世界の○○~記憶に残る異国の一皿~
日本人が郷愁を感じる「台湾式弁当」|世界の昼めし①

日本人が郷愁を感じる「台湾式弁当」|世界の昼めし①

2020年7月号の第二特集は「昼めし」です。本誌では東京の昼めしを紹介しましたが、自転車ひとつで世界をまわった旅行作家の石田ゆうすけさんは、どのような昼めしを食べてきたのでしょうか――。

おかずの味がしみたお弁当

『dancyu』本誌7月号の第二特集は「昼めし」。ということで、世界で食べてきた昼めしのなかでも印象的なものを紹介したいのだが……昼めしといってもねぇ。世界を見渡すと、だいたいパターンが決まっている。ものすごく乱暴にいえば、パン食の地域はサンドイッチ(ハンバーガーの類も含む)で、米食の地域はぶっかけめしだ。

それ以外のバージョンは中国か。昼は麺の印象がある。地域ごとに異なる麺があるので、自転車で旅しながら毎日食べていると、さながら麺紀行のようになった。

アフリカの東部と南部は、トウモロコシ粉を練った蕎麦掻のようなものが主食だ。国や地域によって「ウガリ」「シマ」「サザ」と名称が変わる。ぼそぼそして納屋を思わせるにおいがあり、最初は抵抗があったが、慣れると病みつきになる。シチューなど様々なおかずと合わせて食べる。

インドの昼はカレーだ。ていうか夜もカレーだ。
うーん、そういう意味ではアフリカも同じか。夜もウガリを食べる。そもそも昼めしに特定の形がある国は少ないかもしれない。
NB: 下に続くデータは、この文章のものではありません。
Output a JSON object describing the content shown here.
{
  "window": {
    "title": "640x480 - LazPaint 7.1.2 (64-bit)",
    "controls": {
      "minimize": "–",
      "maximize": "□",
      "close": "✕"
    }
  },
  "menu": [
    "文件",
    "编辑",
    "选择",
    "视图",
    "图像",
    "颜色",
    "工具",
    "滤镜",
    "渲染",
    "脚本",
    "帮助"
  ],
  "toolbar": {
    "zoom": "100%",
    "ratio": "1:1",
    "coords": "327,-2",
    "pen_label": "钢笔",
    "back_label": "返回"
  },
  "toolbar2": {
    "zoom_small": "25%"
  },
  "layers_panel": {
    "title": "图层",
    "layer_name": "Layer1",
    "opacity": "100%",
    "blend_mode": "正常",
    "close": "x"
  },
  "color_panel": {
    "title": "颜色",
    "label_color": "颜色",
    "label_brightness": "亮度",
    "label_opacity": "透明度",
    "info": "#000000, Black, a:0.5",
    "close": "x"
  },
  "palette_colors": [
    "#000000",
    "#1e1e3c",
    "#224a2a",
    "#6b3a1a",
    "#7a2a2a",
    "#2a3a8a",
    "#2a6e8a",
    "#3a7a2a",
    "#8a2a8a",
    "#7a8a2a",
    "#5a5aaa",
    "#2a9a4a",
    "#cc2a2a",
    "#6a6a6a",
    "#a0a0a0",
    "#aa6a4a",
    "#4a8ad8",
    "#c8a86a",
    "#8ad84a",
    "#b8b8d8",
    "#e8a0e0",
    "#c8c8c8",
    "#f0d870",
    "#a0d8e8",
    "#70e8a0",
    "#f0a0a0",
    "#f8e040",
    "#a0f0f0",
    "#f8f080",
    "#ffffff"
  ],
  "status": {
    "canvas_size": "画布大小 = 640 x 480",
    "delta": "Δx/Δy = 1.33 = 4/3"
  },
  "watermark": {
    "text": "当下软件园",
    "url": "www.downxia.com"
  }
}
変わり種はスペイン。1日に5回といわれる食事のなかで、メインは昼だ。フルコース形式でスープから始まり、米やパスタ、肉や魚のメイン、デザートと、昼なのにワインを飲みながら2時間ぐらいかけてのんびり食べる。一方、夜はバルで飲みながらタパス(小皿料理)を軽くつまむ程度。
僕は昼の明るいうちに走らなければならず、スペイン式の昼めしをじっくり味わうことはできなかったが、スーパーも午後から3時間ほど休むので驚いた。
最初は困ったが……いや、正直最後まで慣れることなく、ずっと困ったが(昼に3時間はやっぱり休みすぎだよ!)、他店としのぎを削ってスーパーまでもが24時間営業をする日本の競争原理とは真逆の精神「他店が休むからウチも休むべ」といった姿勢には大いに感心させられた。

もとい。
英語の「ランチ」には弁当という意味もある。弁当といえば台湾の便當(飯包とも)。日本統治時代に伝わった駅弁が原形らしいが、独自に発展し、すっかり台湾の文化になっている。
箱に温かいご飯を敷き詰め、その上に、煮豚、鶏のから揚げ、煮卵、高菜等々、おかずが数品のっている。どのおかずもだいたい甘辛醤油味で、八角もほのかに香る。その味と香りがご飯に染み、米の甘味が増幅される。
「なんで台湾の便當ってあんなに旨いんだろうね」
そんな会話が旅行者同士よく交わされる。
とりわけ池上という米どころのそれは「池上便當」というブランドと化していて、謎なぐらい旨い。かつて天皇に献上されたという池上産の米は甘味が秀でている。
弁当箱は木箱。昔の駅弁のスタイルを踏襲している。日本人の目にもノスタルジックだ。
逆輸入したらおもしろいんじゃないかな。同じクオリティなら、第二のアレになるかも……と思って調べてみたら、過去に何度か日本のデパートで台湾便當が出品されたらしい。
やり方と品質次第じゃないかなあ。空前のブームとなったアレ、タピオカドリンクも、最初に入ってきたときはパッとしなかったもんね。

文・写真:石田ゆうすけ

石田 ゆうすけ

石田 ゆうすけ (旅行作家&エッセイスト)

赤ちゃんパンダが2年に一度生まれている南紀白浜出身。羊肉とワインと鰯とあんみつと麺全般が好き。著書の自転車世界一周紀行『行かずに死ねるか!』(幻冬舎文庫)は国内外で25万部超え。ほかに世界の食べ物エッセイ『洗面器でヤギごはん』(幻冬舎文庫)など。